Parents protest treatment of students

Outside the courts in Istanbul, parents and relatives, some holding flowers, maintained an anxious vigil. Some hoped for a loved one's immediate release, while others were overcome with frustration. One family member, who asked to remain anonymous fearing reprisals from officials, told local media that the detained students had "studied day and night to get into the best universities."

"Look at the treatment they are receiving now. There are no rights. There is no law. There is no justice," she said.

Another woman showed journalists a picture of her son with a black eye. "He told me, ‘Mom, they beat me up,’" she said tearfully. Another woman said she was a cancer patient left waiting since dawn. "What did these kids do? Did they murder someone? What did they even do?"

Around 300 protesters spent the Eid holiday in prison, separated from their families.

Lawyers for several protesters told The Associated Press that students are held in overcrowded cells and face physical and verbal mistreatment, as well as limited access to meals since prison commissaries are closed for Eid.

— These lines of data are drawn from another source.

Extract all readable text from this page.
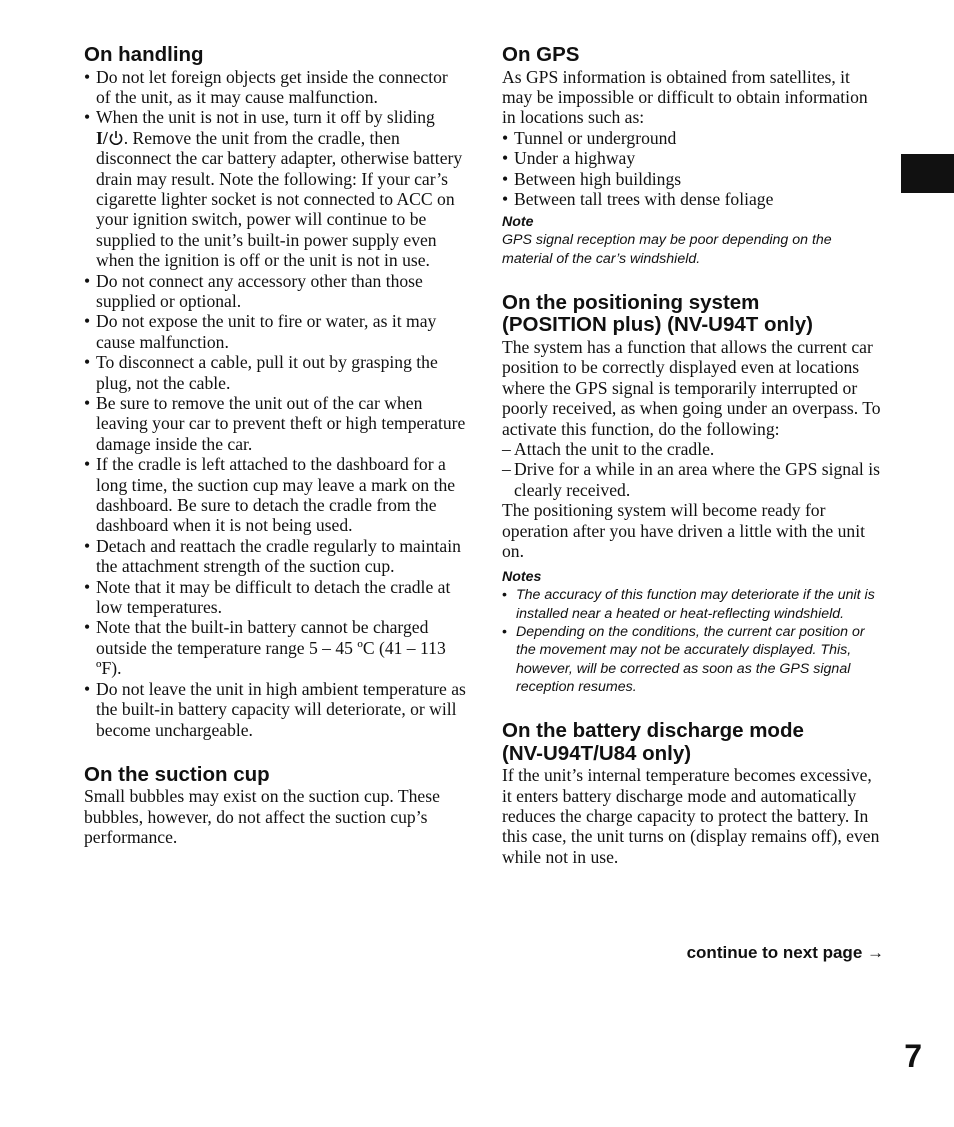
On handling
• Do not let foreign objects get inside the connector of the unit, as it may cause malfunction.
• When the unit is not in use, turn it off by sliding
I/ . Remove the unit from the cradle, then disconnect the car battery adapter, otherwise battery drain may result. Note the following: If your car’s cigarette lighter socket is not connected to ACC on your ignition switch, power will continue to be supplied to the unit’s built-in power supply even when the ignition is off or the unit is not in use.
• Do not connect any accessory other than those supplied or optional.
• Do not expose the unit to fire or water, as it may cause malfunction.
• To disconnect a cable, pull it out by grasping the plug, not the cable.
• Be sure to remove the unit out of the car when leaving your car to prevent theft or high temperature damage inside the car.
• If the cradle is left attached to the dashboard for a long time, the suction cup may leave a mark on the dashboard. Be sure to detach the cradle from the dashboard when it is not being used.
• Detach and reattach the cradle regularly to maintain the attachment strength of the suction cup.
• Note that it may be difficult to detach the cradle at low temperatures.
• Note that the built-in battery cannot be charged outside the temperature range 5 – 45 ºC (41 – 113 ºF).
• Do not leave the unit in high ambient temperature as the built-in battery capacity will deteriorate, or will become unchargeable.
On the suction cup

Small bubbles may exist on the suction cup. These bubbles, however, do not affect the suction cup’s performance.

On GPS

As GPS information is obtained from satellites, it may be impossible or difficult to obtain information in locations such as:

• Tunnel or underground
• Under a highway
• Between high buildings
• Between tall trees with dense foliage

Note

GPS signal reception may be poor depending on the material of the car’s windshield.

On the positioning system
(POSITION plus) (NV-U94T only)

The system has a function that allows the current car position to be correctly displayed even at locations where the GPS signal is temporarily interrupted or poorly received, as when going under an overpass. To activate this function, do the following:

– Attach the unit to the cradle.
– Drive for a while in an area where the GPS signal is clearly received.

The positioning system will become ready for operation after you have driven a little with the unit on.

Notes

• The accuracy of this function may deteriorate if the unit is installed near a heated or heat-reflecting windshield.
• Depending on the conditions, the current car position or the movement may not be accurately displayed. This, however, will be corrected as soon as the GPS signal reception resumes.
On the battery discharge mode
(NV-U94T/U84 only)

If the unit’s internal temperature becomes excessive, it enters battery discharge mode and automatically reduces the charge capacity to protect the battery. In this case, the unit turns on (display remains off), even while not in use.

continue to next page →
7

Lawyers also fear that students could miss exams or be expelled as a "punishment" for taking part in the protests.

On Thursday the police issued a statement describing as "vile slander" claims that women had been sexually assaulted in custody.

The Interior Ministry said that at least 150 police officers were injured in clashes with demonstrators. Images from the protests showed riot police using tear gas and plastic pellets, while students threw plastic water bottles and flares.

A pivotal moment Esen says the protests may mark a pivotal moment for Türkiye.

"Will the police violence used by the government against them make them throw in the towel after a certain point or will it bring about a bigger showdown and make this a long-term affair? If the latter happens, I will be very optimistic about Türkiye becoming democratic again. If the former happens, all of this is heading toward a very bad place," he said.

A young female protester wearing a mask watched the standoff with police unfolding near city hall last week.

"I am here today because I do not accept autocracy," she said. "Ekrem Imamoglu’s arrest means that we accept that there will be no more elections in this country. I do not accept this."